My IPA is about 4 days into fermentation and while I was looking at it today I noticed it was looking a little short. Possibly the boil off… or me just being dumb, but either way it’s short about a full gallon. Is it safe to boil a gallon, cool it, and add it?
Don’t risk it or bother,next time just account for the boil off. If anything you just have an little more alcoholic IPA. What you can do is next time make a volume stick out of a wood dowel with notches cut in to tell you how many gallons you have in your kettle.
So fill your kettle with 5 gallons stick the dowel in the kettle and make a notch at the water level. So next time if your boil is under that notch 15 mins to end of boil add more water wait for it to boil then continue the last 15 minutes.
Yes its OK to add water during or after the ferment.
But, like the comment above, it seems really risky. Are their ways to decrease the risk? I’m thinking boil the water, cool it, siphon it in.
But, like the comment above, it seems really risky. Are their ways to decrease the risk? I’m thinking boil the water, cool it, siphon it in.[/quote]
Don’t really see adding water as that risky, as long as the water is clean there isn’t much to worry about. I’ve added water, after ferment a few times, either in the bottling bucket or in the keg.
There isnt much risk in adding top off water. Boil 15 minutes, cool, add to fermenter.
Boiling drives the gas out of water, so a quick cool and adding it promptly will negate any oxidation issues. Whether you want to do it, depends on whether you’re happy with the OG as it is. Being short a gallon makes a big difference in concentration. Personally I like styles on the lower end of their respective ABV ranges, but I’m probably in the minority on that one.
You don’t like getting verschnickerred every time you drink a beer!? It’s really not that crazy. Once I started understanding how to control abv I’ve enjoyed my less potent batches more.

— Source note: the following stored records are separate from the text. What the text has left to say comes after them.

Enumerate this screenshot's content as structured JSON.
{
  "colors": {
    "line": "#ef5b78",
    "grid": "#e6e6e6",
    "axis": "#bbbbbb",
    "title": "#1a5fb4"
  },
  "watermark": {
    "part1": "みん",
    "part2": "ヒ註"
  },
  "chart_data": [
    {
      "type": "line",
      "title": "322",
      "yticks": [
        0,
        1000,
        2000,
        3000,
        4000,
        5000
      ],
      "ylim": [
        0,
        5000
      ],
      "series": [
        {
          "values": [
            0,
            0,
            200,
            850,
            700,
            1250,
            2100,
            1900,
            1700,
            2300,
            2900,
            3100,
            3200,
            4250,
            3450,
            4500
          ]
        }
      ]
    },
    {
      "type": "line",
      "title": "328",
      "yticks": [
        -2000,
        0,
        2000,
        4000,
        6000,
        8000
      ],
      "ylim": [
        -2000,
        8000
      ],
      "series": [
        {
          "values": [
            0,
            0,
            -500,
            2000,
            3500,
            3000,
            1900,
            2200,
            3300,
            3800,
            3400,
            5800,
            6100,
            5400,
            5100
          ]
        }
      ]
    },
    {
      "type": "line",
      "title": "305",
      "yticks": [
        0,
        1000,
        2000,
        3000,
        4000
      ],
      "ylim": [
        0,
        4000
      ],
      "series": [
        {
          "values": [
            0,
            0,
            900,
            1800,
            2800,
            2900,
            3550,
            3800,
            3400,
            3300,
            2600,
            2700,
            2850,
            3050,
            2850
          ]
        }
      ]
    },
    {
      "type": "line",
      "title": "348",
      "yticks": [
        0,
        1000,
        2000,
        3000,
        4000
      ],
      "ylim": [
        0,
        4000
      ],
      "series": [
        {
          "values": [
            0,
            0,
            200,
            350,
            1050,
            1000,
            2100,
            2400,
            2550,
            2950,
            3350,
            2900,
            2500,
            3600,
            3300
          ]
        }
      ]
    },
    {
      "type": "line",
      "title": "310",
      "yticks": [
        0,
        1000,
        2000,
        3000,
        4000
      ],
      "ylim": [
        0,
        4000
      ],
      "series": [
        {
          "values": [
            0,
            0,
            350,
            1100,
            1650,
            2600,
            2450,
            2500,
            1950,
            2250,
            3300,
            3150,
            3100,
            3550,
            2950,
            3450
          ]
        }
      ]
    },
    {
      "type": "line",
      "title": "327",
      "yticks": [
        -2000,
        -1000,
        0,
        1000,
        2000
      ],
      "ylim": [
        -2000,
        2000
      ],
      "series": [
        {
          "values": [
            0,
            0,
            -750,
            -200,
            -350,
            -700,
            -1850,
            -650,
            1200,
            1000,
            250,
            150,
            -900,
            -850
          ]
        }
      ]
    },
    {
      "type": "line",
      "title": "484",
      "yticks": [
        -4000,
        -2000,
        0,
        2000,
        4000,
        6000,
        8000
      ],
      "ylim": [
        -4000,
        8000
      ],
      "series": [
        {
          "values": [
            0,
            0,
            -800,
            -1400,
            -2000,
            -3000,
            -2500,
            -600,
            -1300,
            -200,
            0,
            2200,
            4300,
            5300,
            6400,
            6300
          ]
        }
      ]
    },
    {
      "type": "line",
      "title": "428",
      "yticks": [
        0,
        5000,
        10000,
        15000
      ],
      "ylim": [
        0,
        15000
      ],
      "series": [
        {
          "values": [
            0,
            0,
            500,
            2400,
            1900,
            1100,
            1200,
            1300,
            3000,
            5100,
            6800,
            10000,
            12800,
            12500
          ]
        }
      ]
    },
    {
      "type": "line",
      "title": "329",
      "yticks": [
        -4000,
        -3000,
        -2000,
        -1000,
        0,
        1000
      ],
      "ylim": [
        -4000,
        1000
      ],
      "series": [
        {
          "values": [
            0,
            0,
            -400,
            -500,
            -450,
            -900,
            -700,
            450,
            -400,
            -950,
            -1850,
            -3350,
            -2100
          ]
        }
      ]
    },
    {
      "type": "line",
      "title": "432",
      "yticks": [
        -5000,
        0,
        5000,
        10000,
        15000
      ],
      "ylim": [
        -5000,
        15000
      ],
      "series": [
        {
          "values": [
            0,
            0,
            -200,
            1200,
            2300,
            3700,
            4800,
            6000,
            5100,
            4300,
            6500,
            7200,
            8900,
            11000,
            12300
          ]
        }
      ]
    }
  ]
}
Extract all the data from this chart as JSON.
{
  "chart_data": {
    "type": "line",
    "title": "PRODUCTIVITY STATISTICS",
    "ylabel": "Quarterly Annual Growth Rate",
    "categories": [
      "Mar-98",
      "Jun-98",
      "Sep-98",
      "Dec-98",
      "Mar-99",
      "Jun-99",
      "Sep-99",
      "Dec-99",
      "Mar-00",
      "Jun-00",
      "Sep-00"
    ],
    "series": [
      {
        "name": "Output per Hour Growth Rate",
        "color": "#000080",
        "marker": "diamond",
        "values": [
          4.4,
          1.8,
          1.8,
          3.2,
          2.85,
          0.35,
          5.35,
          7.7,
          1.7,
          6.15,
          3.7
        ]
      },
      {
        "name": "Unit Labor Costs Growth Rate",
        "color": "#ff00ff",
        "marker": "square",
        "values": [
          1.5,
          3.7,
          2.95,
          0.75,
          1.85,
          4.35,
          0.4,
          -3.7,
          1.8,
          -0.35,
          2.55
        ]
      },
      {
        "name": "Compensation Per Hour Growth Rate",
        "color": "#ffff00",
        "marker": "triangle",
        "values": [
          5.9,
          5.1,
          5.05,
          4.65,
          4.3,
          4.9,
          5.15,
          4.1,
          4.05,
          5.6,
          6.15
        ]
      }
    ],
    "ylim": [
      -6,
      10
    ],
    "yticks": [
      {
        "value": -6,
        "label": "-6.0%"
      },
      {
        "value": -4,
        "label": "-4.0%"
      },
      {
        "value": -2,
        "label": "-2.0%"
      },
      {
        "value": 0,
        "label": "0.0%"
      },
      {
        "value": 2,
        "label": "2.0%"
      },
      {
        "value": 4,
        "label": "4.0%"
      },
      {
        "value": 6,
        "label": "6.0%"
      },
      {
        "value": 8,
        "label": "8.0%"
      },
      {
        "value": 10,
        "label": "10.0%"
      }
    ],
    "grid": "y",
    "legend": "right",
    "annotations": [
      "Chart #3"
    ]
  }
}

You are not alone. :cheers: I’ve had to add water for that reason, was figuring out new kettle and burner I boiled off a bit too much a few times and didn’t want an extra strength version of what I was shooting for when it is easily corrected.
It’s probably “safe” to add water, but also probably ill advised. If your target original gravity was on the mark than you’ll be throwing it off big time. I’m also not sure what impact this could have during active fermentation, but I’ve never read anyting that suggested it as a tactic to improve a beer. My advice would be to accept the lower volume, and learn from the miss by accounting for kettle and sytem losses (hoses, syphons, etc.) in the future. A tasty 4 gallon batch is way better than a watered down 5 gallon batch, wouldn’t you agree?